I haven’t devoted much time to this because I don’t think anybody who has ever interacted with us in person has ever thought this was likely, and I’m not sure if anyone even on the internet has ever made the accusation—though of course some have raised the vague possibility, as you have. In other words, I doubt this worry is anyone’s true rejection, whereas I suspect the lack of peer-reviewed papers from SIAI is many people’s true rejection.
Skepticism about SIAI’s competence screens off skepticism about SIAI’s intentions, so of course that’s not the true rejection for the vast majority of people. But it genuinely troubles me if nobody’s thought of the latter question at all, beyond “Trust us, we have no incentive to implement anything but CEV”.
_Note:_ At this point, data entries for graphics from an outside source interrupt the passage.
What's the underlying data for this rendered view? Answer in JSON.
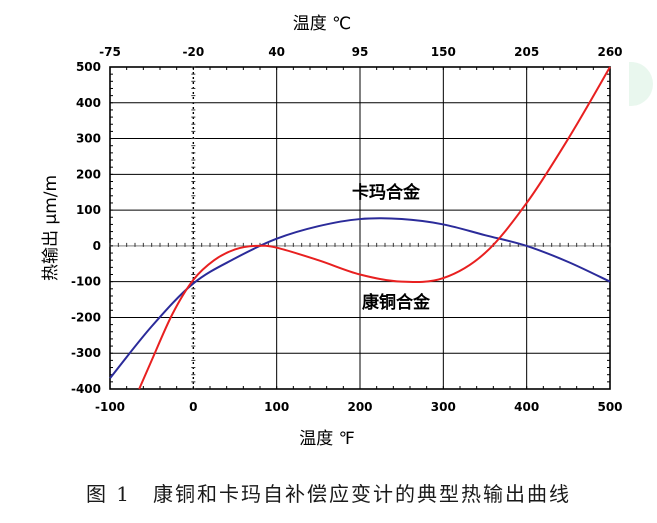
{
  "chart_data": {
    "type": "line",
    "xlabel_bottom": "温度 ℉",
    "xlabel_top": "温度 ℃",
    "ylabel": "热输出 μm/m",
    "x_bottom_ticks": [
      "-100",
      "0",
      "100",
      "200",
      "300",
      "400",
      "500"
    ],
    "x_top_ticks": [
      "-75",
      "-20",
      "40",
      "95",
      "150",
      "205",
      "260"
    ],
    "y_ticks": [
      "500",
      "400",
      "300",
      "200",
      "100",
      "0",
      "-100",
      "-200",
      "-300",
      "-400"
    ],
    "xlim": [
      -100,
      500
    ],
    "ylim": [
      -400,
      500
    ],
    "grid": true,
    "series": [
      {
        "name": "卡玛合金",
        "color": "#2b2b9a",
        "x": [
          -100,
          -50,
          0,
          50,
          100,
          150,
          200,
          250,
          300,
          350,
          400,
          450,
          500
        ],
        "y": [
          -370,
          -225,
          -105,
          -35,
          20,
          55,
          75,
          75,
          60,
          30,
          0,
          -45,
          -100
        ]
      },
      {
        "name": "康铜合金",
        "color": "#e82020",
        "x": [
          -65,
          -50,
          -25,
          0,
          25,
          50,
          75,
          100,
          150,
          200,
          250,
          300,
          350,
          400,
          450,
          500
        ],
        "y": [
          -400,
          -320,
          -190,
          -95,
          -40,
          -10,
          0,
          -5,
          -40,
          -80,
          -100,
          -90,
          -20,
          120,
          300,
          500
        ]
      }
    ]
  },
  "caption": "图 1　康铜和卡玛自补偿应变计的典型热输出曲线",
  "colors": {
    "grid": "#000000",
    "zero_line": "#999999",
    "accent": "#e9f7ee"
  }
}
If I told you that a large government or corporation was working hard on AGI plus Friendliness content (and that they were avoiding the obvious traps), even if they claimed altruistic goals, wouldn’t you worry a bit about their real plan? What features would make you more or less worried?
I think the key point is that we’re not there yet. Whatever theoretical tools we shape now are either generally useful, or generally useless, irrespective of considerations of motive; currently relevant question is (potential) competence. Only at some point in the (moderately distant) future, conditional on current and future work bearing fruit, motive might become relevant.
What features would make you more or less worried?
I’d worry about selfish institutional behavior, or explicit identification of the programmers’ goals with the nation/corporation’s selfish interests. Also, I guess, belief in the moral infallibility of some guru.
Otherwise I wouldn’t worry about motives, not unless I thought one programmer could feasibly deceive the others and tell the AI to look only at this person’s goals. Well, I have to qualify that—if everyone in the relevant subculture agreed on moral issues and we never saw any public disagreement on what the future of humanity should look like, then maybe I’d worry. That might give each of them a greater expectation of getting what they want if they go with a more limited goal than CEV.
An “outside view” might be to put the SI in the reference class of “groups who are trying to create a utopia” and observe that previous such efforts that have managed to gain momentum have tended to make the world worse.
I think the reality is more complicated than that, but that might be part of what motivates these kind of questions.
I think the biggest specific trust-related issue I have is with CEV—getting the utility function generation process right is really important, and in an optimal world I’d expect to see CEV subjected to a process of continual improvement and informed discussion. I haven’t seen that, but it’s hard to tell whether the SI are being overly protective of their CEV document or whether it’s just really hard getting the right people talking about it in the right way.
Right.
I haven’t devoted much time to this because I don’t think anybody who has ever interacted with us in person has ever thought this was likely, and I’m not sure if anyone even on the internet has ever made the accusation—though of course some have raised the vague possibility, as you have. In other words, I doubt this worry is anyone’s true rejection, whereas I suspect the lack of peer-reviewed papers from SIAI is many people’s true rejection.
Skepticism about SIAI’s competence screens off skepticism about SIAI’s intentions, so of course that’s not the true rejection for the vast majority of people. But it genuinely troubles me if nobody’s thought of the latter question at all, beyond “Trust us, we have no incentive to implement anything but CEV”.
If I told you that a large government or corporation was working hard on AGI plus Friendliness content (and that they were avoiding the obvious traps), even if they claimed altruistic goals, wouldn’t you worry a bit about their real plan? What features would make you more or less worried?
I think the key point is that we’re not there yet. Whatever theoretical tools we shape now are either generally useful, or generally useless, irrespective of considerations of motive; currently relevant question is (potential) competence. Only at some point in the (moderately distant) future, conditional on current and future work bearing fruit, motive might become relevant.
I’d worry about selfish institutional behavior, or explicit identification of the programmers’ goals with the nation/corporation’s selfish interests. Also, I guess, belief in the moral infallibility of some guru.
Otherwise I wouldn’t worry about motives, not unless I thought one programmer could feasibly deceive the others and tell the AI to look only at this person’s goals. Well, I have to qualify that—if everyone in the relevant subculture agreed on moral issues and we never saw any public disagreement on what the future of humanity should look like, then maybe I’d worry. That might give each of them a greater expectation of getting what they want if they go with a more limited goal than CEV.
An “outside view” might be to put the SI in the reference class of “groups who are trying to create a utopia” and observe that previous such efforts that have managed to gain momentum have tended to make the world worse.
I think the reality is more complicated than that, but that might be part of what motivates these kind of questions.
I think the biggest specific trust-related issue I have is with CEV—getting the utility function generation process right is really important, and in an optimal world I’d expect to see CEV subjected to a process of continual improvement and informed discussion. I haven’t seen that, but it’s hard to tell whether the SI are being overly protective of their CEV document or whether it’s just really hard getting the right people talking about it in the right way.
Am I to take this as a general answer to the overall question of trustworthiness or is this intended just as an answer to the specific example?